Le montant forfaitaire de prise en charge passe à 13€HT/Heure

Bonne nouvelle : Alors que le montant forfaitaire de prise en charge du DIF ne s’élevait qu’à 9,15 € par heure, celui-ci passe à 13 € pour le CPF, soit une augmentation de 42%.

cpf-13-euros

  • « Art. R. 6323-2.-I.-Lorsqu’en application des dispositions du second alinéa de l’article L. 6323-11 des dispositions plus favorables ont été prévues par un accord d’entreprise, de groupe ou de branche pour l’alimentation du compte personnel de formation des salariés qui n’ont pas effectué une durée de travail à temps complet sur l’ensemble de l’année, l’entreprise effectue annuellement, pour chaque salarié concerné, le calcul du nombre d’heures venant abonder le compte personnel de formation.
  • « II.-La somme due par l’entreprise au titre du financement spécifique prévu au second alinéa de l’article L. 6323-11 correspond au nombre d’heures mentionné au I, multiplié par un montant forfaitaire déterminé par l’accord d’entreprise, de groupe ou de branche, sans que ce montant forfaitaire ne puisse être inférieur à 13 euros.
  • « III.-Lorsqu’un accord d’entreprise a été conclu sur le fondement de l’article L. 6331-10, la somme mentionnée au II s’ajoute aux sommes qui doivent être consacrées par l’employeur au financement du compte personnel de formation.
  • « IV.-En l’absence d’accord conclu sur le fondement de l’article L. 6331-10, la somme mentionnée au II est versée par l’employeur à l’organisme collecteur paritaire agréé dont il relève et est gérée par cet organisme dans la section consacrée au financement du compte personnel de formation mentionnée au 3° de l’article L. 6332-3.
  • « V.-En vue d’assurer le suivi des comptes personnels de formation par la Caisse des dépôts et consignations, les entreprises concernées adressent avant le 1er mars de chaque année à l’organisme paritaire collecteur agréé dont elles relèvent la liste des salariés bénéficiaires des dispositions plus favorables mentionnées au I ainsi que le nombre d’heures de formation supplémentaires attribuées.

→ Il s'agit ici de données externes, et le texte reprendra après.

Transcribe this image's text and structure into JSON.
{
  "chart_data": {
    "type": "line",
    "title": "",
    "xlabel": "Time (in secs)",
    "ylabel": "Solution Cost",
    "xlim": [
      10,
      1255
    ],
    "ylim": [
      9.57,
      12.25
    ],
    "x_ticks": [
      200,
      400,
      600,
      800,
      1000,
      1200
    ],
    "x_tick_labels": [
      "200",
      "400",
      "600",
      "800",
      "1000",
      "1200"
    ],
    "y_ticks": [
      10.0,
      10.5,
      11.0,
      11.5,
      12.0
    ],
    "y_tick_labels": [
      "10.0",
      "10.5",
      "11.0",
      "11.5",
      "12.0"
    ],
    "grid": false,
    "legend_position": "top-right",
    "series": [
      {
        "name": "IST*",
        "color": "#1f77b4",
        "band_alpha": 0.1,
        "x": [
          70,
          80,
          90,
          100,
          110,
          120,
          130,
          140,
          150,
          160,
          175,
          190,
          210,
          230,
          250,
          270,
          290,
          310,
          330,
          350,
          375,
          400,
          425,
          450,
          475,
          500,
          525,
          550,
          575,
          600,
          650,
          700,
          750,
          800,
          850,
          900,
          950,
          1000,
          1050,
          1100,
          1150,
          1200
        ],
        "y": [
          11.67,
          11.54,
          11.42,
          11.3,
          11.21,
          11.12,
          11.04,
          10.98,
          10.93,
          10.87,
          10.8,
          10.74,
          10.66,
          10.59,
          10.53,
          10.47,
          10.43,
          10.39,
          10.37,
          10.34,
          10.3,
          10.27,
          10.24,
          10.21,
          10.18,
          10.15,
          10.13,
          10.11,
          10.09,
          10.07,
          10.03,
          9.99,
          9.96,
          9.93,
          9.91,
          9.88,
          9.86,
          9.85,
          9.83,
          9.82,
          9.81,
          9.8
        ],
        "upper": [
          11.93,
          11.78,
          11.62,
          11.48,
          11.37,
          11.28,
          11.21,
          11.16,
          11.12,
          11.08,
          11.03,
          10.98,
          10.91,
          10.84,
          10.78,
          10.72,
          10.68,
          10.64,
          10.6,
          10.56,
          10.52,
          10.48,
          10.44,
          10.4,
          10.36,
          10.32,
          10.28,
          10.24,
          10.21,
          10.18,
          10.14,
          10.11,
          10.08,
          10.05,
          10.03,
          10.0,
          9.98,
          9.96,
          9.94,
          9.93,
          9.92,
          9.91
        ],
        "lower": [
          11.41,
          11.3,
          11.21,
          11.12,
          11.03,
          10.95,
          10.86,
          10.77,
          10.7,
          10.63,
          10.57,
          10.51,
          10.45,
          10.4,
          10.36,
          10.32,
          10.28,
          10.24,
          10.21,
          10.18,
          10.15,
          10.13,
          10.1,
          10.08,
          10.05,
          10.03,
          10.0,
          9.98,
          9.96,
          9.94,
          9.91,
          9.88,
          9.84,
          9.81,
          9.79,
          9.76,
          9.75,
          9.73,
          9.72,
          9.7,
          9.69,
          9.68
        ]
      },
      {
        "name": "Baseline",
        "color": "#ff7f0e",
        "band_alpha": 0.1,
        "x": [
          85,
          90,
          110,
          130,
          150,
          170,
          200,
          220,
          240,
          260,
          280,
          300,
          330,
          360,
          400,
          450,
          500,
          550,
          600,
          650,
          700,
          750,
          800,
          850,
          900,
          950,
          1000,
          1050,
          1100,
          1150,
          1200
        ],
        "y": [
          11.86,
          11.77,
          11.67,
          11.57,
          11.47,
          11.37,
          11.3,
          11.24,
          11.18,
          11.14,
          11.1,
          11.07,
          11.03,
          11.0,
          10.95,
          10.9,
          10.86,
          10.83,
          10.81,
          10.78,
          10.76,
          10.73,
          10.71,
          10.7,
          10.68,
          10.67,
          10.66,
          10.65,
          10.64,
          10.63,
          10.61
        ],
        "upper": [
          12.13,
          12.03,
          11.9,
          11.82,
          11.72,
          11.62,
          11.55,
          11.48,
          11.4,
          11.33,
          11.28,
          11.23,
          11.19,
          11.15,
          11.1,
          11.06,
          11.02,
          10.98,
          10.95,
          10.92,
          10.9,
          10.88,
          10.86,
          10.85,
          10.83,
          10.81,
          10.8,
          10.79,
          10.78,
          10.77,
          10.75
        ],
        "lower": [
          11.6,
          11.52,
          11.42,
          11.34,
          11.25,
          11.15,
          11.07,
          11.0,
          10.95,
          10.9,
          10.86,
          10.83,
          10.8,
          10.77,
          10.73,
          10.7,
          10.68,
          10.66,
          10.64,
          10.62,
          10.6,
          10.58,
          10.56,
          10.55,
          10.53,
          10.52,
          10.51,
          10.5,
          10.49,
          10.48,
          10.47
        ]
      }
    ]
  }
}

Montant forfaitaire de l’abondement pour les salariés à temps partiel (en cas des dispositions plus favorables prévues par accord)

Si un accord d’entreprise, de groupe ou de branche prévoit des dispositions plus favorables d’alimentation du CPF pour les salariés qui n’ont pas travaillé à temps complet, l’entreprise devra financer les heures supplémentaires de CPF à hauteur de 13 euros par heure (montant forfaitaire pouvant être revu à la hausse par accord). Ce montant sera à verser à l’Afdas, sauf en cas d’accord pour la gestion interne du CPF

Les entreprises souhaitant accorder des heures supplémentaires de CPF à leurs  salariés à temps partiel, doivent gérer en interne ou, en l’absence d’accord, verser à leur OPCA  une somme fixée par accord d’entreprise, de groupe ou de branche qui ne peut être inférieure à 13 euros de l’heure. Cette somme s’ajoute à l’obligation de dépense de 0,2% sur le CPF.

Prise en charge des frais

Les frais pédagogiques et les frais annexes, composés des frais de transport, de repas, et d’hébergement occasionnés par la formation suivie par le salarié qui mobilise son compte personnel de formation, pendant son temps de travail ou hors temps de travail, sont pris en charge par l’OPCA dans le cadre du 0,2% CPF ou par l’employeur lorsque celui-ci a choisi de le gérer en interne.

Que la formation soit réalisée durant ou en dehors du temps de travail, les frais pédagogiques et les frais annexes (transport, repas et hébergement) sont pris en charge par l’OPCA ou par l’employeur en cas d’accord d’entreprise sur la gestion du CPF. La nature des frais engagés peut s’étendre aux frais de garde d’enfant ou de parent à charge. Le montant des prises en charge par l’OPCA doit être en rapport avec le coût réel de la formation. Lorsque les frais sont pris en charge par l’employeur, l’accord d’entreprise peut prévoir un plafond.

Si la formation est suivie pendant le temps de travail, les heures de formation sont assimilées à du travail effectif et donnent lieu au maintien de la rémunération du salarié. Lorsque le CPF est géré par l’OPCA, la prise en charge de la rémunération ne peut pas excéder 50% du coût total de la formation. Lorsqu’un accord d’entreprise prévoit le financement du CPF en interne, la prise en charge de la rémunération ne peut pas être supérieure à 50% des fonds affectés par l’entreprise au financement des heures inscrites au titre du compte.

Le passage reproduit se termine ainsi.